Suite au référendum, c’est donc à nouveau l’émir qui désignera l’ensemble des membres du Majlis al-Choura. Ce conseil peut proposer des lois, approuver le budget ou encore révoquer des ministres, le tout-puissant émir conservant un droit de veto sur l’ensemble des textes et débats émanant de la Choura. Parmi les autres amendements proposés mardi figure un article permettant à tous les Qataris, y compris les citoyens naturalisés (ils sont très peu nombreux), d’occuper des fonctions ministérielles, un droit jusque-là réservé aux seuls Qataris de naissance. Depuis 1999, le Qatar organise aussi des élections municipales tous les quatre ans.
Pour reprendre les termes de la Commission du référendum, tels que publiés avant le référendum par la Qatar News Agency (QNA1) : « Ce scrutin, organisé en vertu du décret n° (87) de 2024, incarne une nouvelle fois l’image de la cohésion entre le peuple qatari et le leader de sa nation. Il souligne également l’adhésion profonde à l’unité nationale, à la cohésion sociale, ainsi qu’aux valeurs ancestrales et aux principes nationaux solidement ancrés. Depuis leur annonce, les amendements constitutionnels ont été unanimement salués par l’ensemble des segments de la population, illustrant ainsi la coopération constructive entre les autorités législatives et exécutives, depuis la transmission du projet au Conseil de la Choura jusqu’à son adoption unanime.

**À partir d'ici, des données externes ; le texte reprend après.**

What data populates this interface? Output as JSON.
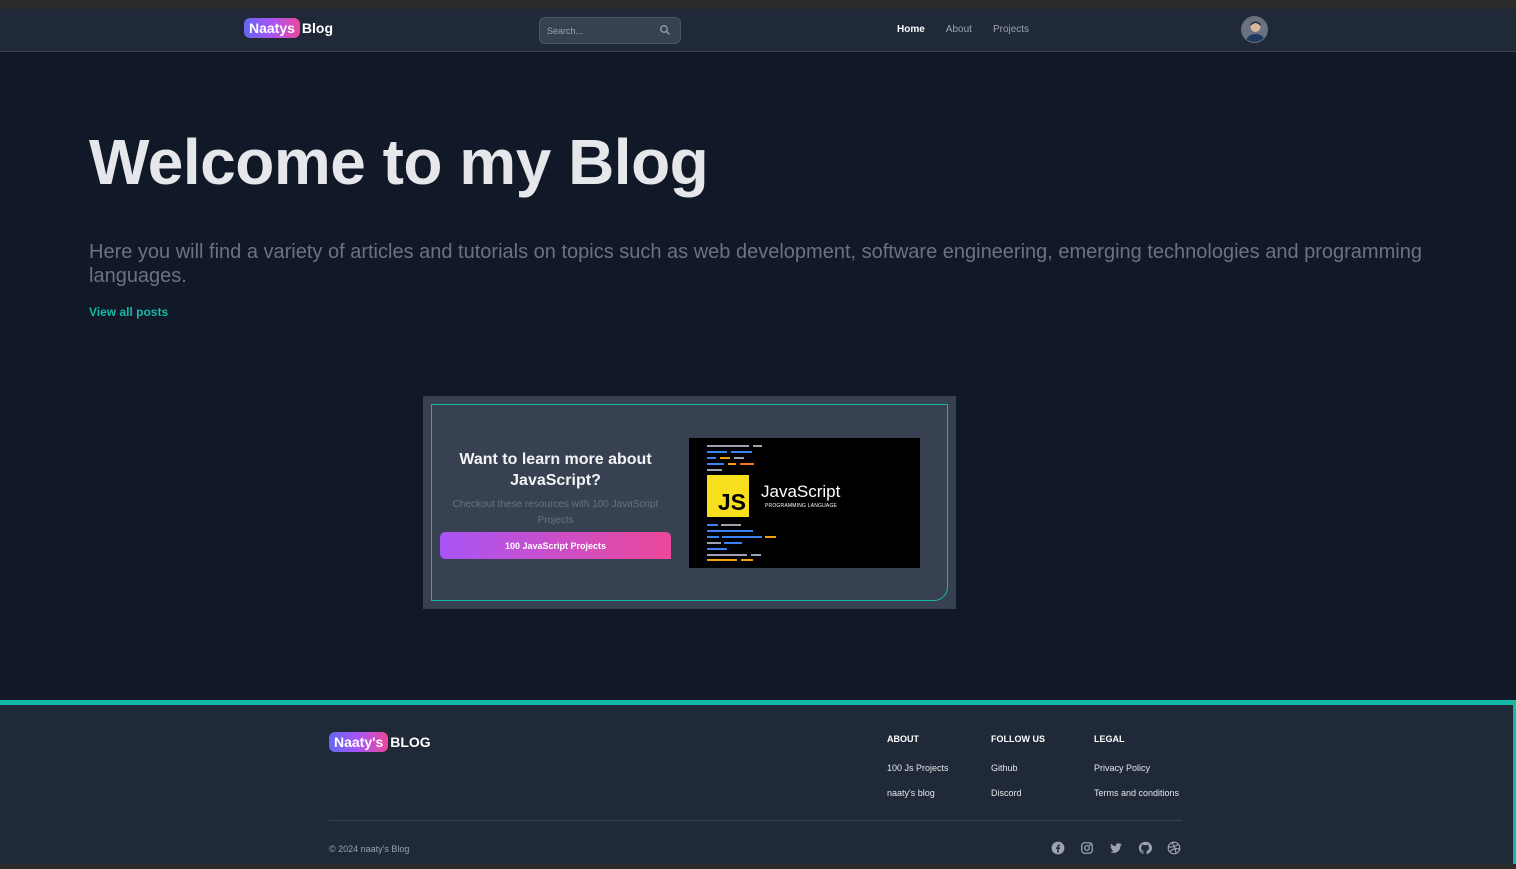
{
  "navbar": {
    "brand_pill": "Naatys",
    "brand_text": "Blog",
    "search_placeholder": "Search...",
    "links": [
      {
        "label": "Home",
        "active": true
      },
      {
        "label": "About",
        "active": false
      },
      {
        "label": "Projects",
        "active": false
      }
    ],
    "avatar_icon": "user-avatar"
  },
  "hero": {
    "title": "Welcome to my Blog",
    "description": "Here you will find a variety of articles and tutorials on topics such as web development, software engineering, emerging technologies and programming languages.",
    "link_label": "View all posts"
  },
  "promo": {
    "heading": "Want to learn more about JavaScript?",
    "subtext": "Checkout these resources with 100 JavaScript Projects",
    "button_label": "100 JavaScript Projects",
    "image": {
      "logo_text": "JS",
      "title": "JavaScript",
      "subtitle": "PROGRAMMING LANGUAGE"
    }
  },
  "footer": {
    "brand_pill": "Naaty's",
    "brand_text": "BLOG",
    "columns": [
      {
        "title": "About",
        "links": [
          "100 Js Projects",
          "naaty's blog"
        ]
      },
      {
        "title": "Follow us",
        "links": [
          "Github",
          "Discord"
        ]
      },
      {
        "title": "Legal",
        "links": [
          "Privacy Policy",
          "Terms and conditions"
        ]
      }
    ],
    "copyright": "© 2024 naaty's Blog",
    "socials": [
      "facebook-icon",
      "instagram-icon",
      "twitter-icon",
      "github-icon",
      "dribbble-icon"
    ]
  },
  "colors": {
    "background": "#111827",
    "surface": "#1f2937",
    "accent": "#14b8a6",
    "gradient_start": "#a855f7",
    "gradient_end": "#ec4899"
  }
}
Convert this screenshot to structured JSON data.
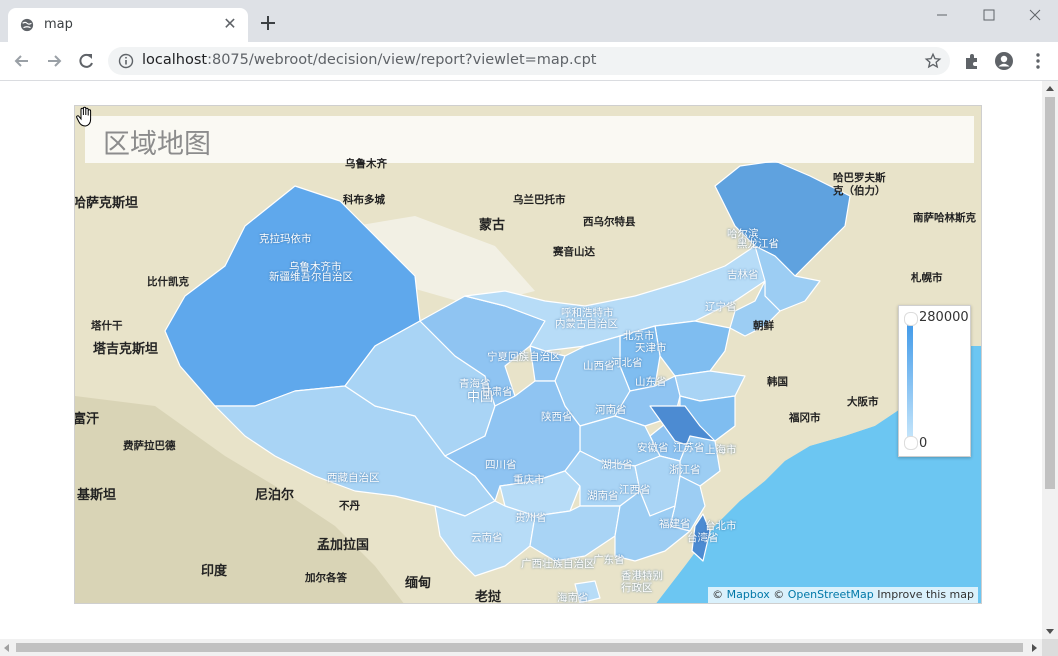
{
  "browser": {
    "tab_title": "map",
    "url_host": "localhost",
    "url_rest": ":8075/webroot/decision/view/report?viewlet=map.cpt",
    "icons": [
      "globe-icon",
      "close-icon",
      "plus-icon",
      "minimize-icon",
      "maximize-icon",
      "close-window-icon",
      "back-arrow-icon",
      "forward-arrow-icon",
      "reload-icon",
      "info-icon",
      "star-icon",
      "extensions-icon",
      "profile-icon",
      "menu-icon"
    ]
  },
  "map": {
    "title": "区域地图",
    "legend": {
      "max": "280000",
      "min": "0",
      "color_high": "#3c97e8",
      "color_low": "#c6e6fb"
    },
    "attribution": {
      "copy1": "©",
      "mapbox": "Mapbox",
      "copy2": "©",
      "osm": "OpenStreetMap",
      "improve": "Improve this map"
    },
    "base_labels": {
      "l1": "哈萨克斯坦",
      "l2": "乌鲁木齐",
      "l3": "科布多城",
      "l4": "乌兰巴托市",
      "l5": "蒙古",
      "l6": "西乌尔特县",
      "l7": "赛音山达",
      "l8": "哈巴罗夫斯克（伯力）",
      "l9": "南萨哈林斯克",
      "l10": "札幌市",
      "l11": "比什凯克",
      "l12": "塔什干",
      "l13": "塔吉克斯坦",
      "l14": "朝鲜",
      "l15": "韩国",
      "l16": "大阪市",
      "l17": "福冈市",
      "l18": "富汗",
      "l19": "费萨拉巴德",
      "l20": "基斯坦",
      "l21": "尼泊尔",
      "l22": "不丹",
      "l23": "孟加拉国",
      "l24": "印度",
      "l25": "加尔各答",
      "l26": "缅甸",
      "l27": "老挝",
      "l28": "中国",
      "l29": "台北市",
      "l30": "上海市"
    },
    "province_labels": {
      "xj": "新疆维吾尔自治区",
      "wlmq": "乌鲁木齐市",
      "klmy": "克拉玛依市",
      "xz": "西藏自治区",
      "qh": "青海省",
      "gs": "甘肃省",
      "nm": "内蒙古自治区",
      "hhht": "呼和浩特市",
      "nx": "宁夏回族自治区",
      "sx": "山西省",
      "hb": "河北省",
      "bj": "北京市",
      "tj": "天津市",
      "sd": "山东省",
      "hn": "河南省",
      "snx": "陕西省",
      "sc": "四川省",
      "cq": "重庆市",
      "gz": "贵州省",
      "yn": "云南省",
      "gx": "广西壮族自治区",
      "gd": "广东省",
      "hun": "湖南省",
      "hub": "湖北省",
      "ah": "安徽省",
      "js": "江苏省",
      "zj": "浙江省",
      "jx": "江西省",
      "fj": "福建省",
      "tw": "台湾省",
      "hln": "海南省",
      "hk": "香港特别行政区",
      "ln": "辽宁省",
      "jl": "吉林省",
      "hlj": "黑龙江省",
      "heb": "哈尔滨"
    }
  }
}
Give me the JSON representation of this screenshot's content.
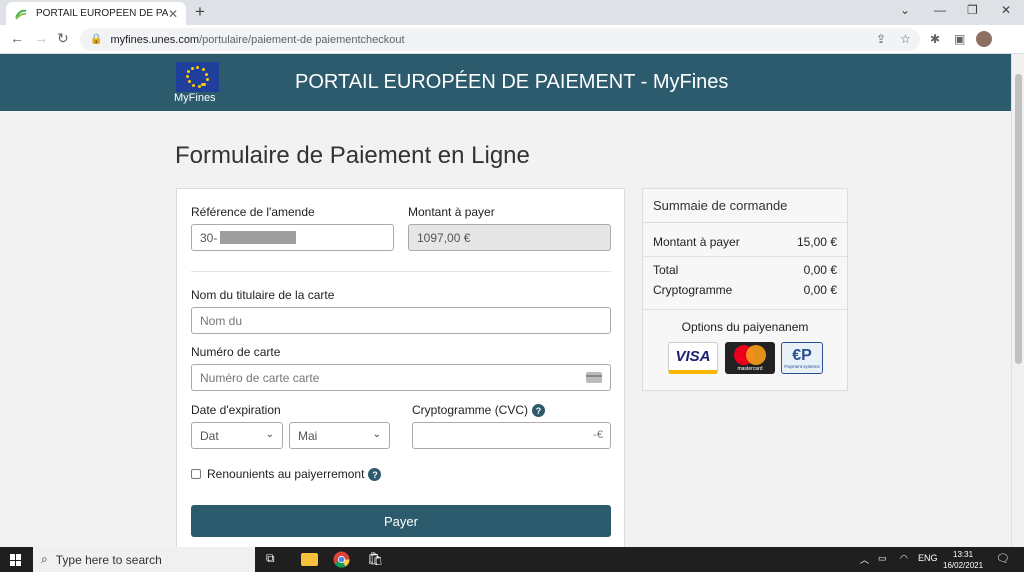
{
  "browser": {
    "tab_title": "PORTAIL EUROPÉEN DE PAIEME",
    "url_host": "myfines.unes.com",
    "url_path": "/portulaire/paiement-de paiementcheckout"
  },
  "header": {
    "brand": "MyFines",
    "title": "PORTAIL EUROPÉEN DE PAIEMENT - MyFines"
  },
  "page": {
    "title": "Formulaire de Paiement en Ligne"
  },
  "form": {
    "reference_label": "Référence de l'amende",
    "reference_value": "30-",
    "amount_label": "Montant à payer",
    "amount_value": "1097,00 €",
    "holder_label": "Nom du titulaire de la carte",
    "holder_placeholder": "Nom du",
    "card_label": "Numéro de carte",
    "card_placeholder": "Numéro de carte carte",
    "expiry_label": "Date d'expiration",
    "expiry_day": "Dat",
    "expiry_month": "Mai",
    "cvc_label": "Cryptogramme (CVC)",
    "remember_label": "Renounients au paiyerremont",
    "pay_button": "Payer"
  },
  "summary": {
    "title": "Summaie de cormande",
    "amount_label": "Montant à payer",
    "amount_value": "15,00 €",
    "total_label": "Total",
    "total_value": "0,00 €",
    "crypto_label": "Cryptogramme",
    "crypto_value": "0,00 €",
    "options_title": "Options du paiyenanem",
    "logos": {
      "visa": "VISA",
      "mastercard": "mastercard",
      "ep_mark": "€P",
      "ep_text": "Payment systems"
    }
  },
  "taskbar": {
    "search_placeholder": "Type here to search",
    "lang": "ENG",
    "time": "13:31",
    "date": "16/02/2021"
  },
  "colors": {
    "header": "#2d5b6e",
    "pay_button": "#2d5b6e",
    "eu_blue": "#1f3f9b",
    "eu_gold": "#ffcc00"
  }
}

Cette synergie témoigne de la volonté commune de concrétiser la vision de Son Altesse Cheikh Tamim bin Hamad Al Thani, l’Émir du Qatar, qui accorde à l’unité nationale la primauté absolue, défend les principes de justice, de consultation et d’État de droit, et promeut l’égalité des citoyens en matière de droits et de devoirs. ». Sic.
Le panorama des consultations électorales législatives dans le Golfe est donc relativement simple. Rien à signaler en Arabie saoudite, aux Emirats arabes unis, en Oman et au Qatar, au-delà éventuellement d’élection par des corps électoraux restreints de chouras locales consultatives. Le seul pays dans lequel on peut considérer qu’il existe une tradition électorale à peu près constituée, avec une vie parlementaire d’ailleurs agitée, est l’émirat au Koweït. Au royaume de Bahreïn, voisin du Qatar, il y a eu de très brèves périodes de consultations électorales au début du siècle, vite reprises en main par le pouvoir sunnite quand il est apparu que l’opposition chiite risquait d’emporter la majorité des sièges, vue son poids démographique (environ les deux tiers de la population ayant la nationalité bahreïnie) : depuis l’écrasement du « printemps de Manama » en 2011, les découpages électoraux et l’interdiction des partis d’opposition éliminent celle-ci des chouras, qui ne sont, dès lors, que des organismes d’enregistrement des décisions du pouvoir.
NOTES & SOURCES
1 URL: https://www.qna.org.qa/fr-FR/News-Area/News/2024-11/03/r%C3%A9f%C3%A9rendum-sur-les-amendem-eil-populaire-massif-et-un-taux-de-participation-in%C3%A9dit
Sources: revue de presse qatarie et golfienne.


5 novembre 2024, Qatar. La consultation référendaire. L’émir Tamim vote.